The piece of tail from Adam Air Flight KI-574 was recovered Wednesday in the Makassar Strait, 185 miles off Sulawesi Island’s coast, said Eddy Suyanto, the head of search and rescue operations.

Suyanto said the serial number on the yard-long tail stabilizer matched the one given to search teams by Boeing.

No survivors or bodies have been recovered, Suyanto said.

A U.S. Navy oceanographic survey ship arrived Wednesday in an area 125 miles from where the tail piece was found to determine whether separate metal objects found on the seabed there were also wreckage from the plane. The results of the U.S. investigation have not yet been made public.

An Indonesian vessel located three pieces of debris on the Makassar Strait seabed after local fishermen told authorities they had spotted a low-flying, unstable aircraft in the area but lost sight of it after hearing a loud bang.

The USNS Mary Sears, which has sonar and satellite imagery capabilities, was called in to see whether the metal could be the remnants of the plane, which fell off radars in the area during 80 mph winds on New Year’s day, Suyanto said Wednesday.

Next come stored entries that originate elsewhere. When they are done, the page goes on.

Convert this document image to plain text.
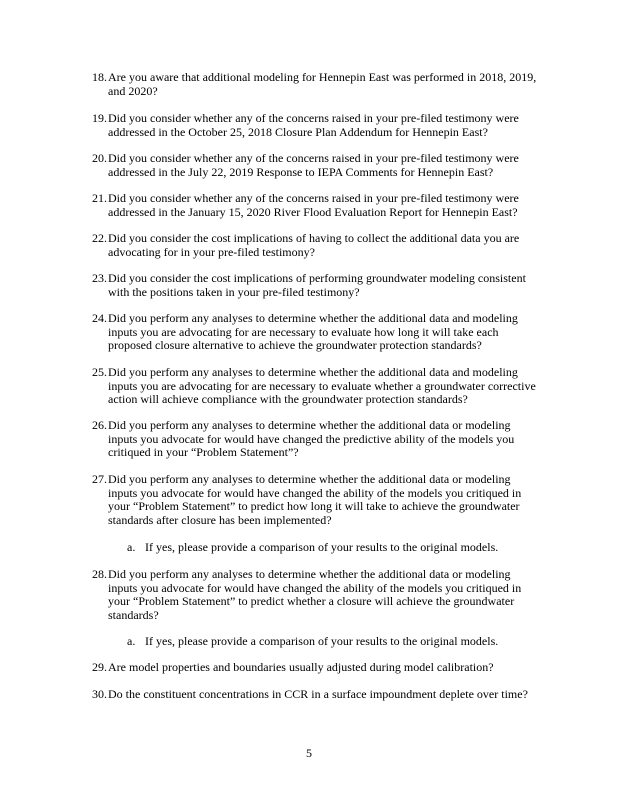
18. Are you aware that additional modeling for Hennepin East was performed in 2018, 2019,
and 2020?
19. Did you consider whether any of the concerns raised in your pre-filed testimony were
addressed in the October 25, 2018 Closure Plan Addendum for Hennepin East?
20. Did you consider whether any of the concerns raised in your pre-filed testimony were
addressed in the July 22, 2019 Response to IEPA Comments for Hennepin East?
21. Did you consider whether any of the concerns raised in your pre-filed testimony were
addressed in the January 15, 2020 River Flood Evaluation Report for Hennepin East?
22. Did you consider the cost implications of having to collect the additional data you are
advocating for in your pre-filed testimony?
23. Did you consider the cost implications of performing groundwater modeling consistent
with the positions taken in your pre-filed testimony?
24. Did you perform any analyses to determine whether the additional data and modeling
inputs you are advocating for are necessary to evaluate how long it will take each
proposed closure alternative to achieve the groundwater protection standards?
25. Did you perform any analyses to determine whether the additional data and modeling
inputs you are advocating for are necessary to evaluate whether a groundwater corrective
action will achieve compliance with the groundwater protection standards?
26. Did you perform any analyses to determine whether the additional data or modeling
inputs you advocate for would have changed the predictive ability of the models you
critiqued in your “Problem Statement”?
27. Did you perform any analyses to determine whether the additional data or modeling
inputs you advocate for would have changed the ability of the models you critiqued in
your “Problem Statement” to predict how long it will take to achieve the groundwater
standards after closure has been implemented?
a. If yes, please provide a comparison of your results to the original models.
28. Did you perform any analyses to determine whether the additional data or modeling
inputs you advocate for would have changed the ability of the models you critiqued in
your “Problem Statement” to predict whether a closure will achieve the groundwater
standards?
a. If yes, please provide a comparison of your results to the original models.
29. Are model properties and boundaries usually adjusted during model calibration?
30. Do the constituent concentrations in CCR in a surface impoundment deplete over time?
5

The debris was roughly 2 1/2 miles from the West Sulawesi provincial capital of Mamuju at a depth of about 4,500 feet, he said.

The pilot of the Adam Air plane, which left Java island for the North Sulawesi provincial capital of Manado on Jan. 1, twice changed course because of rough weather but did not issue a mayday or report technical difficulties, officials said.

With no emergency location signal to guide more than 3,600 soldiers, police and volunteers searching in the island’s dense jungles and surrounding seas, teams have fanned out over a nearly 30,000-square-mile area, almost the size of South Carolina.

After mistakenly claiming last week that the wreckage had been found with 12 survivors, officials were cautious in discussing the discovery of the underwater debris.

It could be a sunken ship or something else, Suyanto told reporters.